The Committee’s concerns are not without merit. China was captured illegally planting spyware on the phones of tourists entering from the Xinjiang province in 2019. The Uyghurs, a primarily Muslim ethnic group who have been imprisoned and tortured by China, live in this highly monitored neighborhood. Furthermore, Citizen Lab discovered that China’s My2022 Olympic app, which all guests must install, is riddled with security flaws that might lead to data leaks, surveillance, and hacking.

The US Department of Homeland Security issued a similar warning for anybody travelling to China during the 2008 Summer Olympics, advising that bringing any gadgets could expose them to “unauthorized access and theft of data by criminal or foreign government forces.” This time, though, things are a little different because China has barred all foreign spectators owing to fears about COVID-19. Athletes will most likely use their mobile devices to communicate with friends and family, which could be more difficult on a burner phone with data, texting, and calling constraints.

Even if the Olympic competitors wish to use their burner phones to browse the internet, they may not be able to do so without restrictions.
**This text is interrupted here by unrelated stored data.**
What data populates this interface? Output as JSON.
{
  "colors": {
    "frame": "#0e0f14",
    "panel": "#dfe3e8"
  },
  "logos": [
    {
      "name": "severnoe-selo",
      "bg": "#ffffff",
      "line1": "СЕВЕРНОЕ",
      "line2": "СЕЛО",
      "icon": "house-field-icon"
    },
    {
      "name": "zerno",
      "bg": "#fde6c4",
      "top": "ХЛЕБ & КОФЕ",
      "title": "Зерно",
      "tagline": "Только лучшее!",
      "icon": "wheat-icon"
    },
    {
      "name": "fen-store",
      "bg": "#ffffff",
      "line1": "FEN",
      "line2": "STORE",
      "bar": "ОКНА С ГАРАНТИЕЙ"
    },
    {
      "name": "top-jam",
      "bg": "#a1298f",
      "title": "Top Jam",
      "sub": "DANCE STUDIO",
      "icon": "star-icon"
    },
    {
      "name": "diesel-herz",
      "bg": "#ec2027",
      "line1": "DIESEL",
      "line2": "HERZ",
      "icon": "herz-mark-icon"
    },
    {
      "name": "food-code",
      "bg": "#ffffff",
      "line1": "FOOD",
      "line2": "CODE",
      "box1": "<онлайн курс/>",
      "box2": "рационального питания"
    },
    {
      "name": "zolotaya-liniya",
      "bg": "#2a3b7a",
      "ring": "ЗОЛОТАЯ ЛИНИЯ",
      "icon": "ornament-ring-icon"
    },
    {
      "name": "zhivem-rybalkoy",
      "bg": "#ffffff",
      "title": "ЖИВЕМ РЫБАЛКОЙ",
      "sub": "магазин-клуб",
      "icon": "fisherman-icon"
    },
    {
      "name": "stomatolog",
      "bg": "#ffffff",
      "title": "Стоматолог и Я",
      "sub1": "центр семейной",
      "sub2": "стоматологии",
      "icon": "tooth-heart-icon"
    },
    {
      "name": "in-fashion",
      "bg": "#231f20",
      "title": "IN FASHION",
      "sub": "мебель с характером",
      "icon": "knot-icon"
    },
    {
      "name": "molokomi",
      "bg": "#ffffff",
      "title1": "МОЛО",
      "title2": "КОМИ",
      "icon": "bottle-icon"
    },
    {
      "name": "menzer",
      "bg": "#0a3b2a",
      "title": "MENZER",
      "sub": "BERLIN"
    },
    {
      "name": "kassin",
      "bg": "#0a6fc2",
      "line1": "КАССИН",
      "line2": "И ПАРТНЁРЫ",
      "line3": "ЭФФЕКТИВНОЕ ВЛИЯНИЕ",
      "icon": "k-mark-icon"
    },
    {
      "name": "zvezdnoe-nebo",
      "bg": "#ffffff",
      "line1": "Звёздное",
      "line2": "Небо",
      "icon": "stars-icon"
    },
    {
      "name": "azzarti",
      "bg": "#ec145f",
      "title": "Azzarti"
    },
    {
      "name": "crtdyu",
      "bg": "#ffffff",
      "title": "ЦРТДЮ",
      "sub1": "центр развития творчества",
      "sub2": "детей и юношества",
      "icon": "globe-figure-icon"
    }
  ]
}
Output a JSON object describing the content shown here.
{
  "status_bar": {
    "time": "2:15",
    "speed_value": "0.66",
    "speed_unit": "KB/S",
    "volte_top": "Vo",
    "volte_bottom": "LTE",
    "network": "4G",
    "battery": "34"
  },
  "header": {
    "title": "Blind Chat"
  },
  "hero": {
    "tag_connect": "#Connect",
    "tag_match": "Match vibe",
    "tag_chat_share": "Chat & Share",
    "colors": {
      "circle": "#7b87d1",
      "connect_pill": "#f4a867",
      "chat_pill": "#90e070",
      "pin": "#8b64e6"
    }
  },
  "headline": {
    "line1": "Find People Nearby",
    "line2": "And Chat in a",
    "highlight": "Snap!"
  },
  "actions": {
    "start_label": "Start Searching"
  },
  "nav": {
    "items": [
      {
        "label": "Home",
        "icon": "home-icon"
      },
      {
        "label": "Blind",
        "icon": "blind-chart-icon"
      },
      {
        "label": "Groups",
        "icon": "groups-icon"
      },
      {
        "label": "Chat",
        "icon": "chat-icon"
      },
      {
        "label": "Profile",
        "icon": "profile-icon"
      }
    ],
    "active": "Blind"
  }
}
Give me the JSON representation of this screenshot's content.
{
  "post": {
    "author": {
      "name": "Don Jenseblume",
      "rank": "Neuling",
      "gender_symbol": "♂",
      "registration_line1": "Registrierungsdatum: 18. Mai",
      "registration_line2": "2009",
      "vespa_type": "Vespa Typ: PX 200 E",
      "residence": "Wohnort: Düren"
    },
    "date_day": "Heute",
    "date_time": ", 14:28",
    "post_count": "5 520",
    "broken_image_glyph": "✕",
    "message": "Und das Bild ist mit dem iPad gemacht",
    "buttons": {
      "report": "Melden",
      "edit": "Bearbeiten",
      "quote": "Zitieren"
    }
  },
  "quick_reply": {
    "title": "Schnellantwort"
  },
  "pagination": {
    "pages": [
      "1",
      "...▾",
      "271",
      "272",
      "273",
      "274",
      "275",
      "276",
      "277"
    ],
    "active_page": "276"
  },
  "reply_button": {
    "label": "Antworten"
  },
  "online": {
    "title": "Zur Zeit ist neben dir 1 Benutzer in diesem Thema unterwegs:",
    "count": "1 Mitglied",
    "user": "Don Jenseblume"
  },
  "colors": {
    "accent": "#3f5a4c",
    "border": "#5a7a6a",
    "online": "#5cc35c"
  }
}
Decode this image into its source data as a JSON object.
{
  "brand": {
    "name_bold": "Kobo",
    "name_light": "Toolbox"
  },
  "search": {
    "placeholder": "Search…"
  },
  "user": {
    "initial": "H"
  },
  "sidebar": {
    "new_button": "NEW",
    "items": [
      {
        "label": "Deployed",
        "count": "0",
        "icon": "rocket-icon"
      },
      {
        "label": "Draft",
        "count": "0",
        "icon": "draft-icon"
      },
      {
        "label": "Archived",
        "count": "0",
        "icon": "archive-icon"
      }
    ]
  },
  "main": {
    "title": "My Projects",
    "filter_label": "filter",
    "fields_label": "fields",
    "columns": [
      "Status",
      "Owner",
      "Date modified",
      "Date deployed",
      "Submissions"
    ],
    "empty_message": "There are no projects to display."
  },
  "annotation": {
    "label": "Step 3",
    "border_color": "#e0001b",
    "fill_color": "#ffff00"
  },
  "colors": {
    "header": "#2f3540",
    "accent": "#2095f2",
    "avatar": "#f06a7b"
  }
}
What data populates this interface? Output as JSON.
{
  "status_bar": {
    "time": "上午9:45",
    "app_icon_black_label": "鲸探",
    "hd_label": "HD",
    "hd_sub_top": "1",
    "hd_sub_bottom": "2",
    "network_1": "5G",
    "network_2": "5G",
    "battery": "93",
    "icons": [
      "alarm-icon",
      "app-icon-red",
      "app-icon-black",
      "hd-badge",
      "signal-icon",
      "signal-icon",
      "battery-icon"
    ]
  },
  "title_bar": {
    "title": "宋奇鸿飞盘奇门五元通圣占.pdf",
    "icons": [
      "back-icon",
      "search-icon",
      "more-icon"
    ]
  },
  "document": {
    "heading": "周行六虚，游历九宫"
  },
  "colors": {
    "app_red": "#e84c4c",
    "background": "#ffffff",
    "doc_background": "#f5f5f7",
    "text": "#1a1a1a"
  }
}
China pledged unlimited internet access to spectators, media, and athletes during the 2008 Olympics, despite the fact that the Great Firewall of China currently censors a number of major websites in the nation, including Google, YouTube, Twitter, Facebook, Netflix, and others. China, on the other hand, did not appear to follow through on its pledge. Journalists stated that they were still unable to access specific websites, including BBC China, a number of Hong Kong publications, and Amnesty International’s website.

China has stated once again that athletes and journalists will have unrestricted internet access, although it is unclear whether the regime will continue to ban some websites.